# Is Audi TT as easy to work on yourself as VWs ?



## anthony_g (Jan 9, 2001)

Hi. 'got two MKIV 1.8Ts. Over the years I've learned a lot on how to work on them myself (all from this forum, cant thank folks enough). Now I'm thinking of trading one in for a used Audi TT 1.8T. Are the parts for that car as reasonably priced and easy to find online as an MKIV (I know it's the same chassis, etc). Is the timing belt procedure any more difficult (as I'm sure i'll have to do that myself if I buy one used, I've done two TB jobs so far on MKIVs)?

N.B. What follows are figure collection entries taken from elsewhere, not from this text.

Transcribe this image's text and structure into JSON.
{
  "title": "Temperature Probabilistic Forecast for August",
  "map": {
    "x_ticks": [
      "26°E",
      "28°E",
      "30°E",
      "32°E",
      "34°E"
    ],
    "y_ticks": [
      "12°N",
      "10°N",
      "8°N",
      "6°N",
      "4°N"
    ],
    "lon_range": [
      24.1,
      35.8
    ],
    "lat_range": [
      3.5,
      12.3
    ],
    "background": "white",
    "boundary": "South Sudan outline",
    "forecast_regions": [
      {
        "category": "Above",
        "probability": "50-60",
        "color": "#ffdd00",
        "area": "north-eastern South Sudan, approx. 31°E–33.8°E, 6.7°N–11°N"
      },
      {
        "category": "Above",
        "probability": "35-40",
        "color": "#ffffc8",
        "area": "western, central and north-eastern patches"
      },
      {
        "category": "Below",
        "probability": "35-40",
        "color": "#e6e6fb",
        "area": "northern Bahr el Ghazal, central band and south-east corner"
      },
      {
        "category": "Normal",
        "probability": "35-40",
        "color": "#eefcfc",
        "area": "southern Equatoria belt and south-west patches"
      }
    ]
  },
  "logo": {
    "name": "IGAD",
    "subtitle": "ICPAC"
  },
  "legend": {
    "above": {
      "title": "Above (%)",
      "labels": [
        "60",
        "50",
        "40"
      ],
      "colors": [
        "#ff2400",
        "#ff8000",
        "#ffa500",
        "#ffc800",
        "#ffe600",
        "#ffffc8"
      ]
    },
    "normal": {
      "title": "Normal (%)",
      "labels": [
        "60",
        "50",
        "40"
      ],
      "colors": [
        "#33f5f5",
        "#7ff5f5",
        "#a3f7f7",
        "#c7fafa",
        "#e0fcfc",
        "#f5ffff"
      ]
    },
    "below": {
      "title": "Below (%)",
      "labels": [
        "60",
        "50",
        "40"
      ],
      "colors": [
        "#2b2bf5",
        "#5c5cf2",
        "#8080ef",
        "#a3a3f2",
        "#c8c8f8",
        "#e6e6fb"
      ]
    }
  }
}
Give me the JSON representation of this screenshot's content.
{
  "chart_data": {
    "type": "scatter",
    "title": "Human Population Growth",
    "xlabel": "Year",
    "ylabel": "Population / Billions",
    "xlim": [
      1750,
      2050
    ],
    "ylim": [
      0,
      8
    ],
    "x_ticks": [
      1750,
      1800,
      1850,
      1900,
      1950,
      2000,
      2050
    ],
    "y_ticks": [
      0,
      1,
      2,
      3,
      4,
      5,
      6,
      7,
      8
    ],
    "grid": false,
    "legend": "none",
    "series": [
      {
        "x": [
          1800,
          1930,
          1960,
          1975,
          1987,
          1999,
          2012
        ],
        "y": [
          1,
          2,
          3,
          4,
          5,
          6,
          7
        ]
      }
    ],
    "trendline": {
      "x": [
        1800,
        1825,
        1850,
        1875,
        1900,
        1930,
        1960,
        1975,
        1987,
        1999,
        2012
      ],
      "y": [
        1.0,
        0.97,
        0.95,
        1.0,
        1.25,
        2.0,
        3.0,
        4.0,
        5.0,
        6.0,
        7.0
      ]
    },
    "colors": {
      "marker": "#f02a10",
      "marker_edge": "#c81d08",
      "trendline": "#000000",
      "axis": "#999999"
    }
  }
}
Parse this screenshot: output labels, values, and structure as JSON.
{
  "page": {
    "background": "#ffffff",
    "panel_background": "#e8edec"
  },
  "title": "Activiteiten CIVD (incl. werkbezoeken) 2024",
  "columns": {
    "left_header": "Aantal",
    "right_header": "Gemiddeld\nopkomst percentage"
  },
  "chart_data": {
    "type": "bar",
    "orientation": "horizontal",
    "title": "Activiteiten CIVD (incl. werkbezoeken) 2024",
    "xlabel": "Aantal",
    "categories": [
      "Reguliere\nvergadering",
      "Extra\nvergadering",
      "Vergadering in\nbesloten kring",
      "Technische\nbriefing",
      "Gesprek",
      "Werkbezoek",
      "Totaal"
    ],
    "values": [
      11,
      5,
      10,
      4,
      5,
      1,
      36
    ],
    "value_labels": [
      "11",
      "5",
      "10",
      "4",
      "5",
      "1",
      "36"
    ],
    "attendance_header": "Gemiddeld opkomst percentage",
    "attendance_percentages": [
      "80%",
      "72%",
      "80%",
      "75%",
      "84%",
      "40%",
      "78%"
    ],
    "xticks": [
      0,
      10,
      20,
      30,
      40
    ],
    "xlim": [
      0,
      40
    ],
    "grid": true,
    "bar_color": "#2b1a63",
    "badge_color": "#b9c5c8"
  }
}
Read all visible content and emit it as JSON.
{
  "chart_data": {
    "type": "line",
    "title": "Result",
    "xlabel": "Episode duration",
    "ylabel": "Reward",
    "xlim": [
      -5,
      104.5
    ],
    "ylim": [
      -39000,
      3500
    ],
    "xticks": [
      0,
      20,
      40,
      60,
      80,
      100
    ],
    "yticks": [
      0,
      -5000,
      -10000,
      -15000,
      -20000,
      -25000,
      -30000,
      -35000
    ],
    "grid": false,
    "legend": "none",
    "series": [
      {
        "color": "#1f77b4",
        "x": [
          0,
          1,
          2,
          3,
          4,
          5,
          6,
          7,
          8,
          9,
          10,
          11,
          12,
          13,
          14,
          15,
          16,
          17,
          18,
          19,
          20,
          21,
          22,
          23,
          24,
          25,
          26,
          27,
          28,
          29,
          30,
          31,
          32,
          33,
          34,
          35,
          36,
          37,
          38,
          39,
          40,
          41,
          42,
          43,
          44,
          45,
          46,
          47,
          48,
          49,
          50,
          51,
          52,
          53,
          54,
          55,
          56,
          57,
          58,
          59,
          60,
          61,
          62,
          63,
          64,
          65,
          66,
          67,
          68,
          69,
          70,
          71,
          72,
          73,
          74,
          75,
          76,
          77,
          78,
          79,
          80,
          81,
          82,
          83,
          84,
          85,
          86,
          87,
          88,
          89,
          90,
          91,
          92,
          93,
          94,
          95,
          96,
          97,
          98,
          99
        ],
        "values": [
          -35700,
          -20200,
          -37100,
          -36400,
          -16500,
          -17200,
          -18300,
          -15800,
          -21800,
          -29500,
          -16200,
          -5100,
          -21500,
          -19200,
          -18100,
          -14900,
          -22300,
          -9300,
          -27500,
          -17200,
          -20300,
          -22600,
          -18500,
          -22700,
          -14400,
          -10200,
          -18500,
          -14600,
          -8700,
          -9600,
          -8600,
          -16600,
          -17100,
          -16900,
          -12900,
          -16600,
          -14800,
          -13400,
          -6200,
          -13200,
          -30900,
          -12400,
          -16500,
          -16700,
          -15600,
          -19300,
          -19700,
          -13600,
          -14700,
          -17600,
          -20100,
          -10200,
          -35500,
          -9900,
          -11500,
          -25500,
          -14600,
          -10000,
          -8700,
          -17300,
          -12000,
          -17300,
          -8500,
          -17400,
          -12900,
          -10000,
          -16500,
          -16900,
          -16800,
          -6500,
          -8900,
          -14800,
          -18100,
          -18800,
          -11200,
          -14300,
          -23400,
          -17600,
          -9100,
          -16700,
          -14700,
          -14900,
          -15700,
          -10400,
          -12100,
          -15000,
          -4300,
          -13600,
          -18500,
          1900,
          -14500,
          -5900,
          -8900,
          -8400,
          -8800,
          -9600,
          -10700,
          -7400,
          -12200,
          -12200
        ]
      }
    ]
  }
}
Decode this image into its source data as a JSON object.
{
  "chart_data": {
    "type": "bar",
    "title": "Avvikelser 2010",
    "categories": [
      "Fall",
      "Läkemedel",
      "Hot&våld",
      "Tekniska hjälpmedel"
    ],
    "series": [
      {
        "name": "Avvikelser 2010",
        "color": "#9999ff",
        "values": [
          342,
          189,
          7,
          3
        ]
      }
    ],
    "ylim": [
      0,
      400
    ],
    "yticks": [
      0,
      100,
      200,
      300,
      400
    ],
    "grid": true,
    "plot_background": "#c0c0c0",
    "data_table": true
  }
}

Anyone have any bad experiences with a TT 1.8T? ANything I should watch out for? Any help is appreciated.


----------



## l88m22vette (Mar 2, 2006)

*Re: Is Audi TT as easy to work on yourself as VWs ? (anthony_g)*

fyi: the 1.8T/3.2 quattro use the R32's rear suspension


----------



## anthony_g (Jan 9, 2001)

*Re: Is Audi TT as easy to work on yourself as VWs ? (l88m22vette)*

I would actually prefer to get a FWD/non quattro TT. Would that use the same rear suspension as a VW MKIV?


----------



## 4o66 (Apr 27, 2007)

*Re: Is Audi TT as easy to work on yourself as VWs ? (anthony_g)*

I moved from a mk4 jetta 1.8t to the TT, not too big a jump. There is less room to get to the engine, and some parts are almost impossible to get to without moving other parts out of the way.
JUST DO IT! http://****************.com/smile/emthup.gif


----------



## 1.8Tabamoura (Jul 29, 2005)

*Re: Is Audi TT as easy to work on yourself as VWs ? (anthony_g)*

I can say about the timing belt not being that hard, I'm in electronics and got it done with a write up and help from a friend... ( you really need a friend )


----------



## Phrost (Mar 8, 2004)

*Re: Is Audi TT as easy to work on yourself as VWs ? (1.8Tabamoura)*

IMO it's about the same. Only thing that ticked me off was the rear sway bar is above the exhaust so you have to drop that, and the front bumper is a beotch to remove. But to end on a positive note, the interior is about the same to remove stuff and the TT taillights come out 100x faster and you don't lose any nuts down the side of your car


----------



## l88m22vette (Mar 2, 2006)

*Re: Is Audi TT as easy to work on yourself as VWs ? (anthony_g)*

Its the same suspension, which means its something like 5" narrower (?) and is not multi-link, and you also have to realize that the 225TT (quattro) uses a K04 turbo, not a k03, has forged internals, has piston oil squirters, a stronger tranny, and a few other things that are better than the FWD counterpart, which is just a Golf in nicer clothing. Hope that helps


----------



## cincyTT (May 11, 2006)

*Re: Is Audi TT as easy to work on yourself as VWs ? (l88m22vette)*

all 1.8t's have forged internals. If they didnt, they would blow when you got chipped if not before.
The 2000 ATC and the 225's both have the same internals. Its just that in 2001 vw put in weaker 19mm wirst pin rods in the engines and keeped the 20mm wristpin rods for the 225.


----------



## l88m22vette (Mar 2, 2006)

*Re: Is Audi TT as easy to work on yourself as VWs ? (cincyTT)*

oic...thanks cincy


----------



## TTurboNegro (Mar 9, 2007)

*Re: Is Audi TT as easy to work on yourself as VWs ? (l88m22vette)*

for the most part......but thier is a few tricky/more complicated things on the TT that differ from the VW


----------



## anthony_g (Jan 9, 2001)

*Re: Is Audi TT as easy to work on yourself as VWs ? (TTurboNegro)*

Thx folks, makes sense.


----------